Wednesday, May 02, 2012

Fasting from Fear

One gift of long recovery is discovering how many of the things we struggle with are simply part of being human. In the beginning we attribute all of our character defects to being alcoholic, but after time and work and making friends with many kinds of people I have learned that everyone is afraid, everyone has some kind of defense, and no one is loved as much as they really want to be. And in America, no woman is happy with her bodyJ.
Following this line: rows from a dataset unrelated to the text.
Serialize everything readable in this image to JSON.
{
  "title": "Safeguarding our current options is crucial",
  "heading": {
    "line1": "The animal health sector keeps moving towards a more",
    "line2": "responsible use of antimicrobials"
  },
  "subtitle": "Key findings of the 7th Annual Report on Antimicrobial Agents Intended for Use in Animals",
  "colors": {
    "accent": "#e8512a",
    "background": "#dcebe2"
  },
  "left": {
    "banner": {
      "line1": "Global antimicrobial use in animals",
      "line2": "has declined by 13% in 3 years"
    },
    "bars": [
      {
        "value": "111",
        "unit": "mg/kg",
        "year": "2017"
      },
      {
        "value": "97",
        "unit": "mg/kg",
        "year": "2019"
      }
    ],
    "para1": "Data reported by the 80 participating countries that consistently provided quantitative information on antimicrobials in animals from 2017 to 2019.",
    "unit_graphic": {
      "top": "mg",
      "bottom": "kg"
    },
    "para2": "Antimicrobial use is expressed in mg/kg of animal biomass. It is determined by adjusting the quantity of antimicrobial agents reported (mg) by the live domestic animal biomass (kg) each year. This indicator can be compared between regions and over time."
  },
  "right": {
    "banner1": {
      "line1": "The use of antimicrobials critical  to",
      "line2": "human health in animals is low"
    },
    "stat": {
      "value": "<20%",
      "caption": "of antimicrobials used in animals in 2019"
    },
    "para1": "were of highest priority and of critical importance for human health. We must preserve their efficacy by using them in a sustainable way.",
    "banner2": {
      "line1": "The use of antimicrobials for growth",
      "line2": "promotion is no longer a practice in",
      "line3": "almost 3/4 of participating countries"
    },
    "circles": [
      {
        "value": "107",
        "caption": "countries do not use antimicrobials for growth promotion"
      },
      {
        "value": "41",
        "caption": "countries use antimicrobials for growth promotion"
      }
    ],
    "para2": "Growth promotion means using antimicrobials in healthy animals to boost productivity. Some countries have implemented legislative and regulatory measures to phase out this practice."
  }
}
I also love learning that most faith traditions have been trying to help their members with this pain of being human for ages and ages. Each faith tradition has a version of “surrender” or “offering up” problems; there is an injunction in every religion and every faith tradition to be present, to be quiet, to be in the now, to listen to the voice of something other than fear.

My spiritual director recently said to me that the Gospel of Matthew says that we are “relieved of our afflictions by prayer and fasting.” I had heard those words before but always kind of thought of “fasting” as an extreme, old-fashioned measure. And maybe a tad too sacrificial. But then she explained, using 12-step language, that “afflictions” are like character defects and that what the Gospel writer was saying was, “don’t feed the character defect; don’t give it more food, energy or fuel.” I loved that.

I knew immediately that what I most need to fast from is fear. I feel fear twinges all day and I can feel when my mind wants to feed that fear a huge meal of energy and give it more fuel. What I am learning is that when I sense that start-up to a fear thought or a fear scenario—(and its always some future scenario) I can say, “Nope my fear friend; you are going on a diet”.

And of course I also need prayer to make this work. Praying to stay aware of those first, tiny impulses toward fear, praying for the courage to catch it and not “play with it”, and then praying for the willingness to fast from that fear.

“We are relieved of our afflictions by prayer and fasting.”

Do you have a particular character defect that might benefit from prayer and fasting?